Valuable religious monuments had been destroyed in Mali, he said, referring to the destruction of centuries-old Muslim heritage by the radical Islamist Ansar Dine movement. Religious leaders “can unite people based on tenets and precepts common to all creeds” but at times have also “stoked intolerance, supported extremism and propagated hate.”

“I fully support your vision of religion as an enabler of respect and reconciliation,” he told about 800 religious officials and activists meeting in the Austrian capital to discuss how to promote better understanding among faiths.

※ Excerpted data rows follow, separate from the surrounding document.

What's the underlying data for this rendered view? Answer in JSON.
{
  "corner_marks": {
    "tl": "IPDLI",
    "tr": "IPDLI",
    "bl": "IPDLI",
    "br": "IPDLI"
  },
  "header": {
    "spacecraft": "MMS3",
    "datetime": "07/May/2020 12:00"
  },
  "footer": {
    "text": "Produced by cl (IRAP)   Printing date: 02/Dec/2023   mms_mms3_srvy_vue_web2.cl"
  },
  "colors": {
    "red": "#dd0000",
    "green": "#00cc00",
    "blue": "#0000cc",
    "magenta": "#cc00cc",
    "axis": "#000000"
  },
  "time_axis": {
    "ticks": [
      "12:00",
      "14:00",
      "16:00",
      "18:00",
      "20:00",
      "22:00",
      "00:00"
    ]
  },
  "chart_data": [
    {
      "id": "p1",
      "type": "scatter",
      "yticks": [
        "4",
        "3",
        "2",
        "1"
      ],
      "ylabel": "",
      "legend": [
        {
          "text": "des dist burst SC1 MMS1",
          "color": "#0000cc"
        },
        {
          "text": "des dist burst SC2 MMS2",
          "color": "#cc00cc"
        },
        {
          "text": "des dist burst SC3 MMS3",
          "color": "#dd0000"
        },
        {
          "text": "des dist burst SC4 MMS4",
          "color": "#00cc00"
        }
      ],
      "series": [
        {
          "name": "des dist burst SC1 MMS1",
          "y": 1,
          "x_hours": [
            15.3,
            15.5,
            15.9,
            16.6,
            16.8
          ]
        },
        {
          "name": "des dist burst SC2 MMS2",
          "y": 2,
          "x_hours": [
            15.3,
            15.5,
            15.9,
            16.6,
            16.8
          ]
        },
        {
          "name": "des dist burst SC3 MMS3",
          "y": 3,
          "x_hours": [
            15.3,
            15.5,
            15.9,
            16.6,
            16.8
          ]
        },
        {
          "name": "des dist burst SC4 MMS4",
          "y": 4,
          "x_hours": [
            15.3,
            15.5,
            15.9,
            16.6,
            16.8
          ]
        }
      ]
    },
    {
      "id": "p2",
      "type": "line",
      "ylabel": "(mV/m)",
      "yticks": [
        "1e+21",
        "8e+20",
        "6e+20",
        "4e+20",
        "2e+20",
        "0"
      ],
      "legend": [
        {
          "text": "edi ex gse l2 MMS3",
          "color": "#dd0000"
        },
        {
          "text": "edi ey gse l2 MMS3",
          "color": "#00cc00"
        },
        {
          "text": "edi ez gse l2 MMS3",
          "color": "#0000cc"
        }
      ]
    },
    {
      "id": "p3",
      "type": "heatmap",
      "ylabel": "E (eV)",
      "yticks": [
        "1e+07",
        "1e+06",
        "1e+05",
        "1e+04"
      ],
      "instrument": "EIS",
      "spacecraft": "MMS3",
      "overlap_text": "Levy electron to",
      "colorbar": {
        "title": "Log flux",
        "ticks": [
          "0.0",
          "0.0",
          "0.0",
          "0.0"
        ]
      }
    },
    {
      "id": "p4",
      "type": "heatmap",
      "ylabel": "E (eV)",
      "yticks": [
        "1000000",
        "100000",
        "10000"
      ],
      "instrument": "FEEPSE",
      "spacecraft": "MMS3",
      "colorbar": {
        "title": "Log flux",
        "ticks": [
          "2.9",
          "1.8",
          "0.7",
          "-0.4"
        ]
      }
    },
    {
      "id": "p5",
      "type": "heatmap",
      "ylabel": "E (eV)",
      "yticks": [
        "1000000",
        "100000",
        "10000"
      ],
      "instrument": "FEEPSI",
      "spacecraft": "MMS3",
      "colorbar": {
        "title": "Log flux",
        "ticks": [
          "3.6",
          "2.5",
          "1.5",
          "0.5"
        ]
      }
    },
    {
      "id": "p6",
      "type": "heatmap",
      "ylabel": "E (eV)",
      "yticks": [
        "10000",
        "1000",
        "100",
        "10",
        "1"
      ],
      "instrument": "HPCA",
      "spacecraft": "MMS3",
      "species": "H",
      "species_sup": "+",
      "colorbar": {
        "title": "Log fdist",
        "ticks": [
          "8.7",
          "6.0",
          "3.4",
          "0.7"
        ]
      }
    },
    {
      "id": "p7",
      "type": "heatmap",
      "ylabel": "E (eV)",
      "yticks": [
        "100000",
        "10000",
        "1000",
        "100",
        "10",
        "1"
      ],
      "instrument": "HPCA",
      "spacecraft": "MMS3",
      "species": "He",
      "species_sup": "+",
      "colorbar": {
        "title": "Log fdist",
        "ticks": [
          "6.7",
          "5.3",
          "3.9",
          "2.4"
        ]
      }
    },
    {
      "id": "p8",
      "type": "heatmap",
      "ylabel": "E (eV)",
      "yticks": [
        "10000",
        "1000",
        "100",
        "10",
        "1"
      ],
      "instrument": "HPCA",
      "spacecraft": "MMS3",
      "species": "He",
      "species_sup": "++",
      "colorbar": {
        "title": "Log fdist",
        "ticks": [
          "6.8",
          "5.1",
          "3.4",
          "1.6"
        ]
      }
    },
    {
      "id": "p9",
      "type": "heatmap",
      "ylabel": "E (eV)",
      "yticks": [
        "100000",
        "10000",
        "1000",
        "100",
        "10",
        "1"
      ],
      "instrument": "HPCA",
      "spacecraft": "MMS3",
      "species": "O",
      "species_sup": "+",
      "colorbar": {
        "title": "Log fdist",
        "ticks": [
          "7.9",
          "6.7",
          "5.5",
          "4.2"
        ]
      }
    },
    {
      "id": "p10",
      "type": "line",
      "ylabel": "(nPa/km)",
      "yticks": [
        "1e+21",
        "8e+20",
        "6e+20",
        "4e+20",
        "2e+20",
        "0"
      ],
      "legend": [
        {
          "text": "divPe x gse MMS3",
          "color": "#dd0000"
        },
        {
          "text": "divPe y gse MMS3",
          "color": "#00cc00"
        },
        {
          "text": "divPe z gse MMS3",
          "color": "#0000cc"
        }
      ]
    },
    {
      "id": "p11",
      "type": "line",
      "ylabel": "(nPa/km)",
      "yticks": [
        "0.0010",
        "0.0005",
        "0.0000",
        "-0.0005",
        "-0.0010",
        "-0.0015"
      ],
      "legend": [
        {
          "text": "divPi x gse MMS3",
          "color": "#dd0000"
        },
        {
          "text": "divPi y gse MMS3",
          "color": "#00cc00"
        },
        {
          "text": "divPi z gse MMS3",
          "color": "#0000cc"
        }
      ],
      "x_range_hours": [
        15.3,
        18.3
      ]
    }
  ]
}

Named after Saudi King Abdullah, the new centre is a welcome boost for bridge-building between faiths in an era of financial austerity but has drawn criticism because Saudi Arabia enforces a strict Islamic code and bans non-Muslim religious practice.

It plans to work first on improving how religions are presented in media and schoolbooks, involving faith leaders in children’s health campaigns in poor countries and hosting religious leaders for fellowships at its Vienna headquarters.

The King Abdullah bin Abdulaziz International Centre for Interreligious and Intercultural Dialogue (KAICIID) is the latest step in what Saudi Foreign Minister Saud al-Faisal called his country’s “long march” towards cautious reform at home and improved relations with faith around the world.

“Religion has been the basis for many conflicts,” he said.

Spurred into action by the September 11, 2001 attacks in the United States – in which most of the militants involved were Saudi nationals – and radical Islamist bombings in Saudi Arabia two years later, the king has brought together Sunni and Shi’ite Muslims in Mecca to discuss how to counter extremism in Islam.

He hosted an interfaith conference in 2008 but had to hold it in Madrid because the kingdom is so conservative. However, Saudi officials at the Vienna conference stressed the dialogue message was being spread back home as well.

“The aim is to promote acceptance of other cultures, moderation and tolerance,” said Fahad Sultan AlSultan, deputy head of a Saudi national dialogue effort launched in 2003. “There are problems but we have achieved some success.”

KAICIID is managed by a board with three Muslims, three Christians, a Jew, a Buddhist and a Hindu. It aims to help religions contribute to solving problems such as conflicts, prejudice and health crises rather than be misused to worsen them.